On April 1, CMS released the proposed rule for skilled nursing facility (SNF) payments for FY 2026. Under the proposed rule, SNF payments would increase by 2.8% for FY 2026. This includes hospital market basket percentage would increase by 3.0%, with a 0.8% reduction for productivity, and 0.6% increase for a market basket forecast error adjustment. The update is lower than last year’s update of 4.6%. The American Health Care Association lauded the increase while also warning Congress that this increase wouldn’t make up for proposed Medicaid reform this year. CMS estimates that the overall economic impact of this proposed rule is an estimated increase of $997 million in payments to SNFs for FY 2026. Comments on the rule are due June 10, 2025.

PAYMENT UPDATES

The final case-mix adjusted rates (pp. 21-22 of the rule) can be found here.

CMS also released new wage index tables for FY2026 – they can be found here.

PROPOSED CHANGES IN PATIENT-DRIVEN PAYMENT MODEL (PDPM) ICD-10 CODE MAPPINGS

In FY 2020, CMS implemented the Patient-Driven Payment Model (PDPM) to focus on the needs of the whole patient, rather than focusing on the volume of services provided. CMS is proposing several changes to the PDPM ICD-10 code mappings

Interestingly, a large portion of these codes are for behavioral/mental health disorders – that have been moved off the primary diagnosis list because “treatment for these diagnoses would typically occur on an outpatient basis and not require an inpatient SNF stay in and of themselves. as reasons for a SNF admission.

SNF VALUE-BASED PURCHASING (VBP) PROGRAM

As CMS has done in all other payment rules, CMS is proposing to remove the SNF VBP Program’s Health Equity Adjustment from the VBP methodology beginning in FY 2027.

CMS also released the performance standards for the remaining VBP measures for FY 2028.

SNF QUALITY REPORTING PROGRAM (QRP)

Aligning with changes the new Administration is making on equity and social determinants of health in all proposed rules, CMS is proposing to remove four standardized patient assessment data elements beginning in FY 2027, including: one item for Living Situation (R0310); two items for Food (R0320A and R0320B); and one item for Utilities (R0330). CMS has stated that removing these reporting requirements will save SNFs $2,228,563.12 annually. SNFs will not be required to collect this data beginning with patients admitted on or after October 1, 2025.

CMS also seeks input on several RFIs, specifically: 1) future measure concepts on the topics of delirium, interoperability, nutrition, and well-being; 2) revisions to the current data submission deadlines for assessment data from 4.5 months to 45 days; and 3) advancing digital quality measurement and the use of Fast Healthcare Interoperability Resources® in the SNF QRP. For the latter, a detailed list of questions starts on page 59 of the rule.

FEEDBACK

CMS is also asking for input on many aspects of the rule from stakeholders.

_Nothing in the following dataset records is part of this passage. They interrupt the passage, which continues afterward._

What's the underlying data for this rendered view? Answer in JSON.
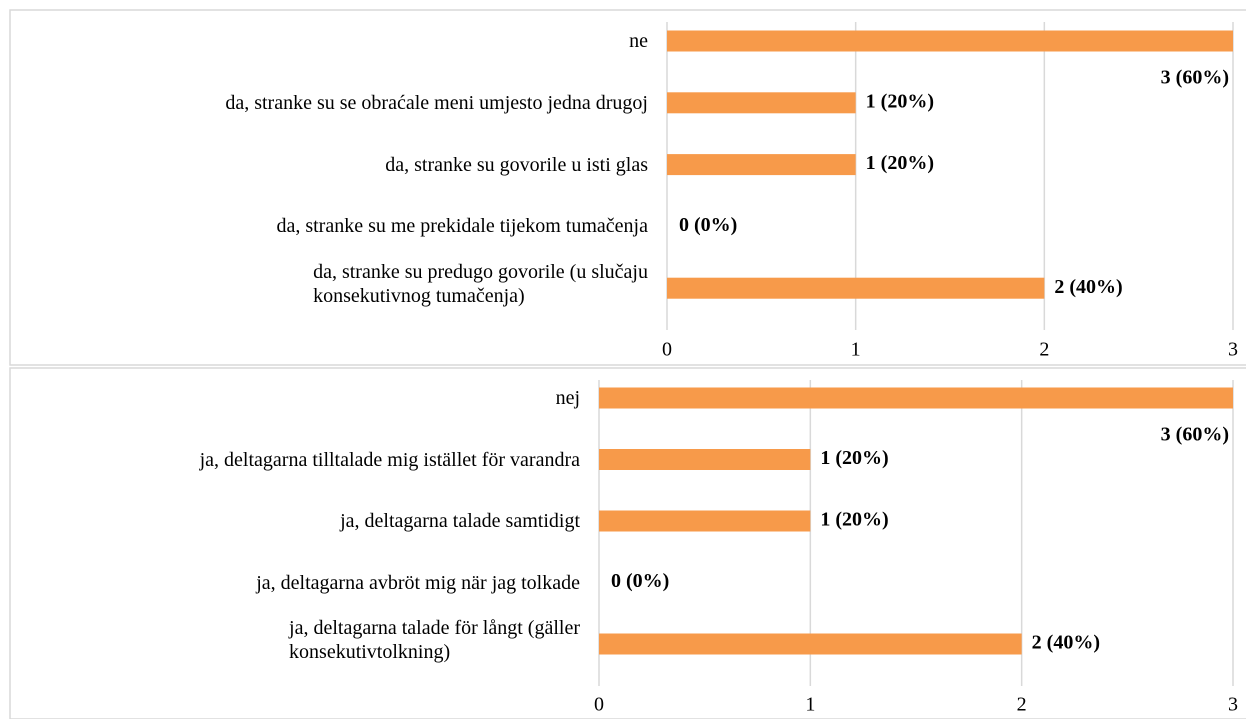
{
  "chart_data": [
    {
      "type": "bar",
      "orientation": "horizontal",
      "categories": [
        "ne",
        "da, stranke su se obraćale meni umjesto jedna drugoj",
        "da, stranke su govorile u isti glas",
        "da, stranke su me prekidale tijekom tumačenja",
        "da, stranke su predugo govorile (u slučaju\nkonsekutivnog tumačenja)"
      ],
      "values": [
        3,
        1,
        1,
        0,
        2
      ],
      "value_labels": [
        "3 (60%)",
        "1 (20%)",
        "1 (20%)",
        "0 (0%)",
        "2 (40%)"
      ],
      "color": "#f79a4a",
      "xlim": [
        0,
        3
      ],
      "xticks": [
        0,
        1,
        2,
        3
      ],
      "grid": true
    },
    {
      "type": "bar",
      "orientation": "horizontal",
      "categories": [
        "nej",
        "ja, deltagarna tilltalade mig istället för varandra",
        "ja, deltagarna talade samtidigt",
        "ja, deltagarna avbröt mig när jag tolkade",
        "ja, deltagarna talade för långt (gäller\nkonsekutivtolkning)"
      ],
      "values": [
        3,
        1,
        1,
        0,
        2
      ],
      "value_labels": [
        "3 (60%)",
        "1 (20%)",
        "1 (20%)",
        "0 (0%)",
        "2 (40%)"
      ],
      "color": "#f79a4a",
      "xlim": [
        0,
        3
      ],
      "xticks": [
        0,
        1,
        2,
        3
      ],
      "grid": true
    }
  ]
}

Below we highlight some of their requests for feedback:

  • For the overall Medicare program, CMS is putting out an RFI asking stakeholders to identify areas that are redundant or burdensome in Medicare regulations, including in conditions of participation, value-based purchasing, quality and safety reporting, telehealth and digital health. The deadline for comments is June 10, 2025.
  • For SNF quality, CMS would like feedback on RFIs on:
    • Future measure concepts for the SNF QRP;
    • Potential revisions to the data submission deadlines for assessment data collected for the SNF QRP; and
    • Advancing digital quality measurement in SNFs.